A previous study [15] of microhook trabeculotomy demonstrated a poor prognosis in patients with higher preoperative IOP (e.g., those with exfoliative glaucoma). The collector channel distribution after SC differs between operated eyes and the collector channel and episcleral veins may become sclerotic under high IOP, resulting in a reduction in aqueous humor outflow function. In those eyes, a wider incision may be necessary to maintain outflow against the wound healing process. The patients in this study had undergone comparatively longer treatment at regular clinics before referral for surgery and this extended treatment might have affected the results. A recent report [16] suggested that atrophy of the collector channel system occurred depending on the degree of glaucoma. In patients with a short history of glaucoma medication, the collector channel function and subsequent function could be maintained with a more favorable surgical result.
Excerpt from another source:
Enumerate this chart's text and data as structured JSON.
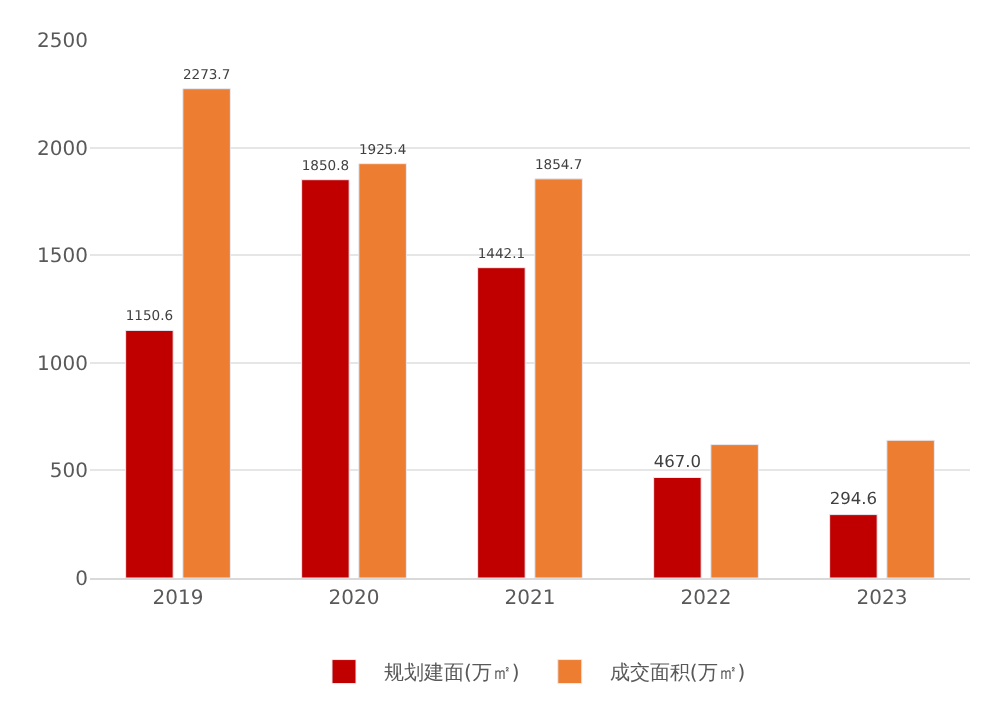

Regarding surgical complications, a wider incision can have a greater risk of anterior chamber hemorrhage and transient IOP elevation [8]. However, there were no significant differences in such complications between the groups in the present study. Both procedures caused hyphema in almost half of the eyes and they caused a transient IOP spike in approximately 20% of eyes. Notably, the proportion of eyes that required anterior washout was higher in the S group, which generally causes unclear vision and high postoperative IOP.

There were several limitations in this study. First, the comparison was performed over a short duration (i.e., 12 months postoperatively) among a small number of participants. Second, because this was a retrospective study, postoperative IOP management was performed at the physician’s discretion, which might have affected the postoperative IOP and drug score. Third, the incisional extent of microhook trabeculotomy in our study was wider than that generally used in such surgeries, which may have influenced the results. However, we presume that it is important to identify the advantages and disadvantages of each surgical method, as the initial step of glaucomatous surgery.
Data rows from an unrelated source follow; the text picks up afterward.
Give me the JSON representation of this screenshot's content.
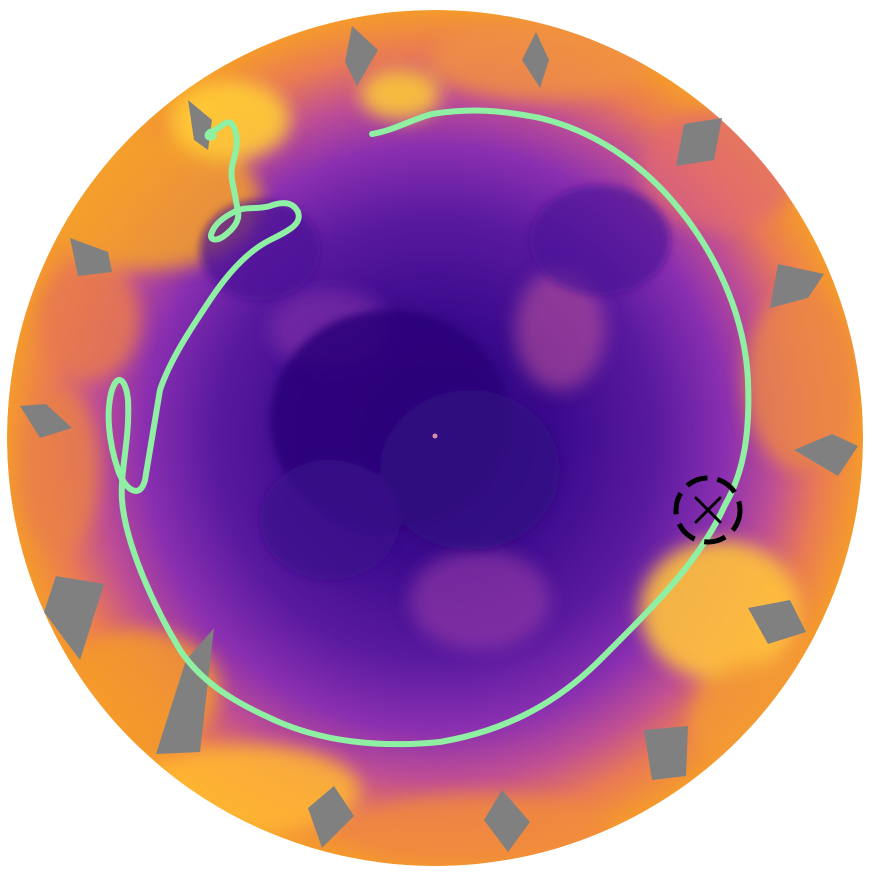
{
  "map": {
    "projection": "south-polar-stereographic",
    "colors": {
      "background": "#ffffff",
      "deep": "#3a0a8c",
      "mid": "#7a2ab0",
      "warm": "#d9608a",
      "hot": "#f3952c",
      "peak": "#ffcc33",
      "track": "#8ff0a4",
      "gap": "#808080",
      "marker": "#000000"
    },
    "layers": [
      "background-field",
      "no-data-wedges",
      "trajectory-line",
      "target-marker"
    ],
    "marker_icon": "crosshair-x-icon",
    "labels": []
  }
}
In conclusion, the S and μ groups achieved an IOP reduction with a long-range SC incision while preserving the conjunctiva and sclera. The Kaplan–Meier survival analysis indicated that the cumulative clinical success rate did not significantly differ between the two groups, although eyes with high preoperative IOP had a greater clinical success rate in the S group than in the µ group. The optimal methods of trabeculotomy, including the extent of incision, require further investigation.